What about climate change?

Johnson’s parliamentary voting record reveals that he has generally been unsupportive of policies designed to mitigate climate change. In 2016, he voted against setting a decarbonization target and against requiring energy companies to have strategies for carbon capture and storage. As mayor of London, he reduced the size of the city's ‘congestion zone’ — an area that motorists must pay to access — in a scheme intended to cut pollution levels.

What is his political style, and how could that affect science?

Johnson is not an ideological politician, so any major policy changes he makes will be about political positioning rather than strong beliefs, says Kieron Flanagan, a who works on science and technology policy at the University of Manchester, UK. This differs from the decision-making style of May, who had a history of talking about the importance of long-term science and economic policies such as her flagship Industrial Strategy, a multibillion-pound policy launched in 2016 to boost economic productivity by investing in the commercialization of research.

But Johnson’s style could also benefit science. “With Boris, you might not expect consistency and long-term visions. He is attracted to shiny projects, and there are lots of those in science,” says Flanagan.

Flanagan adds that Johnson has a reputation for not doing his homework. Bluffing in international negotiations about climate change or biodiversity, for example, could be problematic. But the civil-service machinery behind him will remain the same, so if Johnson is unprepared, he might just go with what he has been advised to do, he adds.

“Boris is more unpredictable than other politicians,” says Flanagan. For example, previously, Johnson has suggested scrapping the government Department for International Development and targets for aid spending. But in his leadership campaign, he promised to maintain aid spending.

Nurse agrees. “He changes his mind repeatedly, so it is extremely difficult to have a good idea on what he might do about anything.”

How might the cabinet change and what would this mean for science?
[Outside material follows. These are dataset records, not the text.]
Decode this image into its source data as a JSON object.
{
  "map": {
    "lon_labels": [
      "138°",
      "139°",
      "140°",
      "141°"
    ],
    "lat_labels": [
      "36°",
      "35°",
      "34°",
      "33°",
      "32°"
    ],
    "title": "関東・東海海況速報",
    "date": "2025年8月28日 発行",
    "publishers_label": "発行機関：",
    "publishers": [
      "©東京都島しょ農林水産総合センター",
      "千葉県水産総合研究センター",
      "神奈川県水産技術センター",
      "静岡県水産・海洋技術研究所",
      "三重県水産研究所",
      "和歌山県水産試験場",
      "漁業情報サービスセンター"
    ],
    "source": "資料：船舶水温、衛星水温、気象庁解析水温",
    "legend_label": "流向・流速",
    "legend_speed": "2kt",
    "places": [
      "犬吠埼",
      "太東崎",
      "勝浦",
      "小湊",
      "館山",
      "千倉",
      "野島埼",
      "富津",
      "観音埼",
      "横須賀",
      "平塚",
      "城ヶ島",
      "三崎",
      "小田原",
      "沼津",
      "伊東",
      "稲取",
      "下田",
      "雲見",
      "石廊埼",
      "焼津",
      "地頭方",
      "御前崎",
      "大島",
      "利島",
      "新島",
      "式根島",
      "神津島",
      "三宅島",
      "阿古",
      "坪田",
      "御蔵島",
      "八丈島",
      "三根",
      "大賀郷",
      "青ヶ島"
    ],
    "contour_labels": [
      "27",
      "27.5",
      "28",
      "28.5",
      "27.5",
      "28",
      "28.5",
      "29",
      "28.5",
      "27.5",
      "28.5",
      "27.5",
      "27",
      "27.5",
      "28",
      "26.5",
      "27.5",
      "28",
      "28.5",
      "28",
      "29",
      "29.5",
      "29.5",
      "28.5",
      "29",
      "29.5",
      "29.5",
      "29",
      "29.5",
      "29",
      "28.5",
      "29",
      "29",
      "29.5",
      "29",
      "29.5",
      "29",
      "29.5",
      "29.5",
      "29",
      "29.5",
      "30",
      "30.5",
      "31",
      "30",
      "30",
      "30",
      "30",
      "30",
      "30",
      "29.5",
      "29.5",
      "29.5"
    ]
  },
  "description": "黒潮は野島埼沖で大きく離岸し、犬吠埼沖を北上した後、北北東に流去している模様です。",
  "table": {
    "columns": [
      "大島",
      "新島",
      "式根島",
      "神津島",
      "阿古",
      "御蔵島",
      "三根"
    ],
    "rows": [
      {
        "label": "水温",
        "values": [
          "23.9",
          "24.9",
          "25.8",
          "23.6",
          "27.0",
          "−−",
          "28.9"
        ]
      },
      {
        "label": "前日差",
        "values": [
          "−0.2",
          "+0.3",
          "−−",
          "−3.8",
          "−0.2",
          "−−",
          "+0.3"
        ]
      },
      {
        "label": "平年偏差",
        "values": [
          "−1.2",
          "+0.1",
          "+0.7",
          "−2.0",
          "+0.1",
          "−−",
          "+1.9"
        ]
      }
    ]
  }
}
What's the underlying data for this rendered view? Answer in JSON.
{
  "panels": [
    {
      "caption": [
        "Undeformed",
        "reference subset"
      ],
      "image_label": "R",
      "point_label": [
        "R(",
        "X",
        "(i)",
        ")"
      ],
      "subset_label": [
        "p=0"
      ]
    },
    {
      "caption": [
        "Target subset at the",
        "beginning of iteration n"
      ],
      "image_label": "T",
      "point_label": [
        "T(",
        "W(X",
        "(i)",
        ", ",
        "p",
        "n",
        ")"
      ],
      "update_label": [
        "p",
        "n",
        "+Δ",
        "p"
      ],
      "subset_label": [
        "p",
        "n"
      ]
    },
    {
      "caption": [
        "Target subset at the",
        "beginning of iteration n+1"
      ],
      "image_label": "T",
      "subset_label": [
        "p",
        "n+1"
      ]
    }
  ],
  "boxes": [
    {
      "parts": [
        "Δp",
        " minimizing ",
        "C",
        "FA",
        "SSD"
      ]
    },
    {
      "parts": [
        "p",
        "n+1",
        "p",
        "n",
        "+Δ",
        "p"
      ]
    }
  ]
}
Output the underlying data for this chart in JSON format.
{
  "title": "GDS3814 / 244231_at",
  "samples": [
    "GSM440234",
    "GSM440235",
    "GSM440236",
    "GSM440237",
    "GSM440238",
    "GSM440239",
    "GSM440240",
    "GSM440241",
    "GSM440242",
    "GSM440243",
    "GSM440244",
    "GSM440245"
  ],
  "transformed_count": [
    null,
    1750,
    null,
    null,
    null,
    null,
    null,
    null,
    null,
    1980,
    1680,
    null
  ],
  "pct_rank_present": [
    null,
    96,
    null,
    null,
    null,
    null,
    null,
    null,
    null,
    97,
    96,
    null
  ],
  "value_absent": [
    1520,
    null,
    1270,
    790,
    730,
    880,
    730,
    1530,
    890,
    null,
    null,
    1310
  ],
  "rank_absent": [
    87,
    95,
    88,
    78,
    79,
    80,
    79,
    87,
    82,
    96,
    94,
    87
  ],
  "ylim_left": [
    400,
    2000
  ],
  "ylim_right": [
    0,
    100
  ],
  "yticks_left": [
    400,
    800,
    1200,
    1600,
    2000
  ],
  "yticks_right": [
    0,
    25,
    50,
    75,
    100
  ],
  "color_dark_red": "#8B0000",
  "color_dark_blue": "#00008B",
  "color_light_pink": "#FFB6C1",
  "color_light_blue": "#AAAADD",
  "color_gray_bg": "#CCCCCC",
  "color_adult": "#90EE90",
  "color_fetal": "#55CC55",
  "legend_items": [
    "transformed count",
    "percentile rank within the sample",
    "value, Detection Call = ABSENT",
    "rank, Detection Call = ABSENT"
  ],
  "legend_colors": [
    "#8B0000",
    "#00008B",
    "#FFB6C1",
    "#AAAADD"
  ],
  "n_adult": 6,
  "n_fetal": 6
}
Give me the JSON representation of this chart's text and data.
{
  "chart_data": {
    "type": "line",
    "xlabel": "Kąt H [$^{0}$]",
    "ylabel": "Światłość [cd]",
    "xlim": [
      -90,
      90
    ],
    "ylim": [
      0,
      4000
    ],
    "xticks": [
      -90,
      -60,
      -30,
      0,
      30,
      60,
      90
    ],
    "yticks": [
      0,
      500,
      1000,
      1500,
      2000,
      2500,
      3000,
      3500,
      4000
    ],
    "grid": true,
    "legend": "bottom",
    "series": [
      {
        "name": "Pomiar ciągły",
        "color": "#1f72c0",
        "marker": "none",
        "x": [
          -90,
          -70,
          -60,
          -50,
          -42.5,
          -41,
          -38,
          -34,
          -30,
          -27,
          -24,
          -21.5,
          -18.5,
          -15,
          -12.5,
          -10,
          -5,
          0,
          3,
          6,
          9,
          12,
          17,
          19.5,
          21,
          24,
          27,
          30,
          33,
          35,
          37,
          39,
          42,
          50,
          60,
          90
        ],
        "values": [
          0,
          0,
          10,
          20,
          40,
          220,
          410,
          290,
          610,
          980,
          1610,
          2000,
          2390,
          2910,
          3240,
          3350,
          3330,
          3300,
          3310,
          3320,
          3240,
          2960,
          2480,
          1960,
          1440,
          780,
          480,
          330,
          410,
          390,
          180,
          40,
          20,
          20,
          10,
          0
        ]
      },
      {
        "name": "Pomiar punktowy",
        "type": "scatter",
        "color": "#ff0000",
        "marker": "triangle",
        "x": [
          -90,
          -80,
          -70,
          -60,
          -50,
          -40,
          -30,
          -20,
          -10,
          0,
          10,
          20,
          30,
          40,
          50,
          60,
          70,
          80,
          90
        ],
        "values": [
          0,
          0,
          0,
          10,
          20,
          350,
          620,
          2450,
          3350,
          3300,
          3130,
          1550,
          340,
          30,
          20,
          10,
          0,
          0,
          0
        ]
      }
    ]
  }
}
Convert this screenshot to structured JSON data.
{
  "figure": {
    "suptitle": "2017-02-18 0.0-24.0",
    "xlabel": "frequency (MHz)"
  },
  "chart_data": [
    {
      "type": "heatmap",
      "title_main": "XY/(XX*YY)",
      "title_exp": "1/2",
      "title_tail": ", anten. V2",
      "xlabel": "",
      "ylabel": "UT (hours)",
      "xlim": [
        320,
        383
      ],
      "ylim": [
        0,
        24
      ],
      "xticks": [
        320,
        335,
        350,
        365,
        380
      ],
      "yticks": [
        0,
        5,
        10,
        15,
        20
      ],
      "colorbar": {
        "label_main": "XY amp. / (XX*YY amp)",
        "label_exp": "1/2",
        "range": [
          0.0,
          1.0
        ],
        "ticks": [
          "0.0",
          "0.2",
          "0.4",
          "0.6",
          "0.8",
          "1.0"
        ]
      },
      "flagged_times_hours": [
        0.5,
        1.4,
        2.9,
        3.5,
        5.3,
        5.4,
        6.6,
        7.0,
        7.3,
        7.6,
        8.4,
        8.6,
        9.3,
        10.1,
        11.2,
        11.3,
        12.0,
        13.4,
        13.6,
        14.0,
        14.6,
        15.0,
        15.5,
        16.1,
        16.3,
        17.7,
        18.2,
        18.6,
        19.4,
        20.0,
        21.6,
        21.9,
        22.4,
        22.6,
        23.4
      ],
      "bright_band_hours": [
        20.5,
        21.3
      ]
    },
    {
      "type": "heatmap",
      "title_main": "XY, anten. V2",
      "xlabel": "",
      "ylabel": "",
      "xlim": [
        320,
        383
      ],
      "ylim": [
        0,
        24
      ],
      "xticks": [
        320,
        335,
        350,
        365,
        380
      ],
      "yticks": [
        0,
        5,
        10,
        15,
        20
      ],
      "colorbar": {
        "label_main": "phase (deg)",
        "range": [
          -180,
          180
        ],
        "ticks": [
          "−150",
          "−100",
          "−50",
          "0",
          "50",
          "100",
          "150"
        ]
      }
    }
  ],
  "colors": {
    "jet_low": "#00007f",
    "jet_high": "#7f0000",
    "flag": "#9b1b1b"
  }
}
As Johnson assembles his cabinet — the government’s senior decision-making body — in the coming days, researchers will be hoping that he will staff key science and environment posts with people who can present a progressive face to the world, says Wilsdon. But he says there are fears that Johnson will repay those who helped elevate him to power, which could see ardent Brexiters in powerful positions.

Johnson’s brother, Jo, is a Conservative MP and former science minister. Some expect that Johnson will appoint him to a senior role in the government.